Sin embargo, miles de
personas acudían a las ciudades principales de España, desde inicios de los
cincuenta salían del campo para ir a las mismas. Eran los desertores del arado,
los que no encontraban acomodo en los trabajos agrícolas en los que abundaban
las condiciones paupérrimas, en regiones sujetas a unas relaciones de poder opresivas,
despóticas, apenas habían pasado poco más de diez años desde que acabara la
guerra que había dejado señalado bien a las claras, una vez más, quién mandaba en
el país, cómo se organizaban las cosas en Andalucía o Extremadura, en las dos
Castillas. Se impuso de nuevo el orden de este mundo, quedaba claro quiénes
eran los de arriba y quiénes los de abajo. Siempre había sido así y siempre lo
sería, no cabían veleidades reformistas, mucho menos revolucionarias. En sus
primeros escritos, en algunos relatos, Miguel Delibes describe las cuadrillas
de campesinos sin tierra que recorrían Castilla para ponerse al servicio de los
propietarios, de los latifundistas. Luego escribiría Los santos inocentes, adaptada al cine por Mario Camus, donde se
narra con crudeza la vida de una familia al servicio de un cortijo. Dos de los
hijos de Paco “el bajo” acaban marchándose a Madrid, una hija a servir y un
hijo a trabajar en un taller.
Muchos de quienes
llegaban no encontraron vivienda. Era un problema al acabar la guerra, durante
la década de los cuarenta, hallar un lugar donde vivir. Lo seguiría siendo durante
todo el franquismo, a pesar de los planes urbanísticos y desarrollistas sobre
todo en los sesenta, que pudieron facilitar vivienda, aunque no resolvió la
precariedad cotidiana. Hay dos novelas que reflejan muchos de los problemas: El pisito, de Rafael Azcona, llevado
también al cine, y Los enanos, de
Concha Alós. Hay que señalar que muchos de los recién llegados se lanzaban a la
aventura, sin trabajo previo, muchas veces acudían a la llamada de algún
pariente o sabían de vecinos de sus lugares de origen que les pudieran ayudar a
establecerse. Se sabía que había trabajo, las regiones industriales se
recuperaban y había necesidad de mano de obra. Pero llegaban del campo con lo
puesto, sin dinero ni lugar para alquilar, ni siquiera tenían muchos de ellos
para pagar una habitación. Era además mucha gente. Entre 1950 y 1975 llegaron a
Bilbao y a su área metropolitana casi medio millón de personas, a una zona que
tenía en 1950 poco más de trescientos mil habitantes.

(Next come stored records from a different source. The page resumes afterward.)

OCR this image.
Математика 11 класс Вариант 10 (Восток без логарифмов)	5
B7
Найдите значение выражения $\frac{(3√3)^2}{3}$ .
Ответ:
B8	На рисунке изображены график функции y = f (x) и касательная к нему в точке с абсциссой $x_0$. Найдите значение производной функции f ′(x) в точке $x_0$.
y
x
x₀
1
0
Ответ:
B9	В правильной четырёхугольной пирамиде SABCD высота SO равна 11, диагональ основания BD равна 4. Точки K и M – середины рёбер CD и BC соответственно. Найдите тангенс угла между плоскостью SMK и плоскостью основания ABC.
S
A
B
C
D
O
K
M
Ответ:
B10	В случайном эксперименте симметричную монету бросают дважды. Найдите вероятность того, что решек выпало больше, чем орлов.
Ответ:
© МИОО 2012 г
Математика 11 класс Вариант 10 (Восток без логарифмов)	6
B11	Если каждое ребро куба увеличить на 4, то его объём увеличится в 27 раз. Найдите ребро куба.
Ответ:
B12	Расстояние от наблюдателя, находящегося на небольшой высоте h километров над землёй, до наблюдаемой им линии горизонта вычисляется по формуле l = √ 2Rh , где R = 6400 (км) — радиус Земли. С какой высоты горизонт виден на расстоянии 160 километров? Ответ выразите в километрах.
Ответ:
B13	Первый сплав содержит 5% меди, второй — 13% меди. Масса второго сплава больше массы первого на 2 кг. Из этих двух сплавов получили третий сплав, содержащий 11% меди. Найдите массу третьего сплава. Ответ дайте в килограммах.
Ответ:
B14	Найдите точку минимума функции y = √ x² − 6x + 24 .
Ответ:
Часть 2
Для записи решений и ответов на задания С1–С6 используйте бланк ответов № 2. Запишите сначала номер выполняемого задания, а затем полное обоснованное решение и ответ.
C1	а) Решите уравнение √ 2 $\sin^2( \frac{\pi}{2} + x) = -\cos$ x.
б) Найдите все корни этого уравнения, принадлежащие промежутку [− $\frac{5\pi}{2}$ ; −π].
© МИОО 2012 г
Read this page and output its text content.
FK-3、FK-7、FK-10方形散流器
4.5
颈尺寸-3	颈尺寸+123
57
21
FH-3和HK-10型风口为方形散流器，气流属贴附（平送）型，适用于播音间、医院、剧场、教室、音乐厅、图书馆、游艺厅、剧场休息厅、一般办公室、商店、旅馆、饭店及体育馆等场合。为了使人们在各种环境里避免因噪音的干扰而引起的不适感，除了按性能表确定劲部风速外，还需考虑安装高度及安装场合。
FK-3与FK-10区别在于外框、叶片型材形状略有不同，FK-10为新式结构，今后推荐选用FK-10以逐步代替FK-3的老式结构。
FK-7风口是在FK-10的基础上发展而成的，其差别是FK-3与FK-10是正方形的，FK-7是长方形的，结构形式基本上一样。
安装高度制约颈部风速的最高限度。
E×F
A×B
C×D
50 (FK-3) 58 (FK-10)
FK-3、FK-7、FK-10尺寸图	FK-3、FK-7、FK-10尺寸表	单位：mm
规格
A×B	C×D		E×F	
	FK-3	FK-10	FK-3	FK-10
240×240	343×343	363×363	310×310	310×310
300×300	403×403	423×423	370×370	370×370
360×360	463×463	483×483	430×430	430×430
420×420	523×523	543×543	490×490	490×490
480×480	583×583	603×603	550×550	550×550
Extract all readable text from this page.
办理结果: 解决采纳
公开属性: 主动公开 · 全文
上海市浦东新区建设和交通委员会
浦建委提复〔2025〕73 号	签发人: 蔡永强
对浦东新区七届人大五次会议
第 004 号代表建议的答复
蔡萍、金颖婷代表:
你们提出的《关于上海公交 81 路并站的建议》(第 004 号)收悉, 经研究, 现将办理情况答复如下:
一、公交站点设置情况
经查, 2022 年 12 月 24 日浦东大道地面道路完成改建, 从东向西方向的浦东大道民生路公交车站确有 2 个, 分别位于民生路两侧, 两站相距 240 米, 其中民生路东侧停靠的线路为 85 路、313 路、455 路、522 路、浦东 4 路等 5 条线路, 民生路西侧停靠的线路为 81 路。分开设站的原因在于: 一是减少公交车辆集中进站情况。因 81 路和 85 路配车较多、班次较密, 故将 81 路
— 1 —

De allí que aparecieran las
chabolas. El régimen era consciente del problema de la vivienda a la par que de
lo urgente que era disponer de mano de obra en Bilbao, Barcelona o Madrid,
principalmente. Era imposible armonizar ambas cuestiones, así que se optó por
hacer en cierto modo la vista gorda y permitir que se levantaran las chozas de
madera o de hojalata. No eran legales, pero derribarlas a buenas y primeras
podía desmotivar la llegada de nuevas hornadas de gente, y esto afectaría a la
industria. Con el tiempo, serviría para aparentar los buenos sentimientos del
régimen al construir barrios enteros que sustituyeran los poblados. Dice la
leyenda que en un viaje del Caudillo a Bilbao, una ciudad donde desde cualquier
punto se ven las montañas que la circundan, el dictador contempló desde el
coche las construcciones y preguntó por ellas. Le dijeron que eran chabolas,
casi todas las montañas contenían un poblado, y entonces ordenó resolver de
inmediato aquella situación. En 1961 Jorge Grau realizó un documental, Ocharcoaga, en el que se cuenta el
nacimiento de este barrio donde se alojarían los chabolistas. Llama la atención
el tono comprensivo del problema chabolista y el paternalismo con que se actuó
con los pobladores, aunque en algún caso se acudió a la policía para obligar el
desmontaje de estos suburbios. Aquí sí que se echó a la ley frente a la
permisibilidad en la construcción de las chabolas.
Al principio de la
película El 47, de Marcel Barrena, se
menciona lo de no derribar los chamizos que tuvieran techo en la amanecida. De
este modo se establecieron los poblados, el de Torre Barró en Barcelona y muchos
otros a lo largo de todo el país. Poco a poco se establecieron casas más
estables, modestas aunque mejor que las de madera y hojalata, de piedra o de
ladrillo, y se comenzaron a recibir algunos servicios, aunque no todos.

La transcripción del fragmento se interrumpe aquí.